This vulnerability (CVE-2026-6722) involves a use-after-free condition in the PHP SOAP extension's object deduplication mechanism. Specifically, when processing apache:Map nodes with duplicate keys, the second entry overwrites the first in a temporary result map, freeing the original PHP object without updating reference counts. Subsequent references to the freed object can lead to dangling pointers. Because PHP string allocations may reuse the freed memory, an attacker who can control the SOAP request body can exploit this to achieve remote code execution. The affected PHP versions are 8.2.* before 8.2.31, 8.3.* before 8.3.31, 8.4.* before 8.4.21, and 8.5.* before 8.5.6. The vulnerability is classified under CWE-416 (Use After Free) and has a critical CVSS score of 9.5.

Successful exploitation of this vulnerability can lead to remote code execution on affected PHP installations. This poses a critical risk as it allows an unauthenticated attacker to execute arbitrary code by sending crafted SOAP requests.
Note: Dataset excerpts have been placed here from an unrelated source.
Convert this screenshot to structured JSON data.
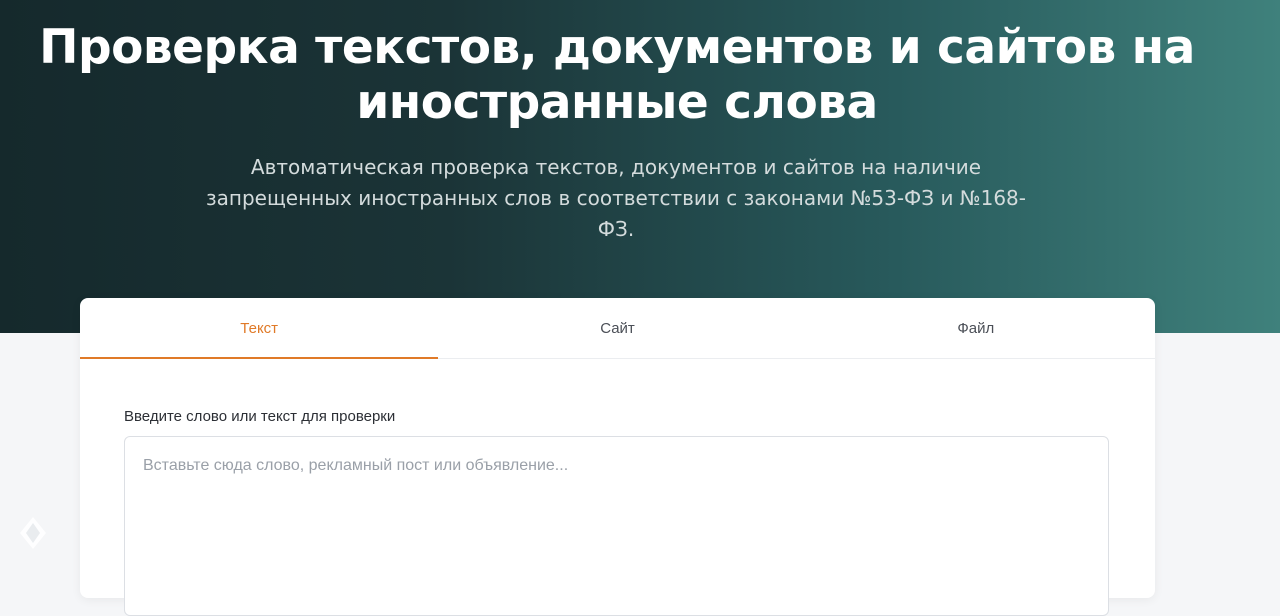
{
  "hero": {
    "title": "Проверка текстов, документов и сайтов на иностранные слова",
    "subtitle": "Автоматическая проверка текстов, документов и сайтов на наличие запрещенных иностранных слов в соответствии с законами №53-ФЗ и №168-ФЗ."
  },
  "tabs": [
    {
      "label": "Текст",
      "active": true
    },
    {
      "label": "Сайт",
      "active": false
    },
    {
      "label": "Файл",
      "active": false
    }
  ],
  "form": {
    "label": "Введите слово или текст для проверки",
    "value": "",
    "placeholder": "Вставьте сюда слово, рекламный пост или объявление..."
  },
  "colors": {
    "accent": "#e07a28",
    "hero_start": "#15292c",
    "hero_end": "#3f817c"
  },
  "icons": {
    "corner": "diamond-logo-icon"
  }
}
The vulnerability affects multiple recent PHP versions, increasing the potential attack surface. There are no known exploits in the wild at the time of this report.

Patch status is not yet confirmed — check the vendor advisory for current remediation guidance. Since no official patch or remediation level is provided in the available data, users should monitor the PHP Group's advisories for updates. Until a fix is available, consider disabling the SOAP extension if it is not required or restricting access to SOAP endpoints to trusted users only to reduce exposure.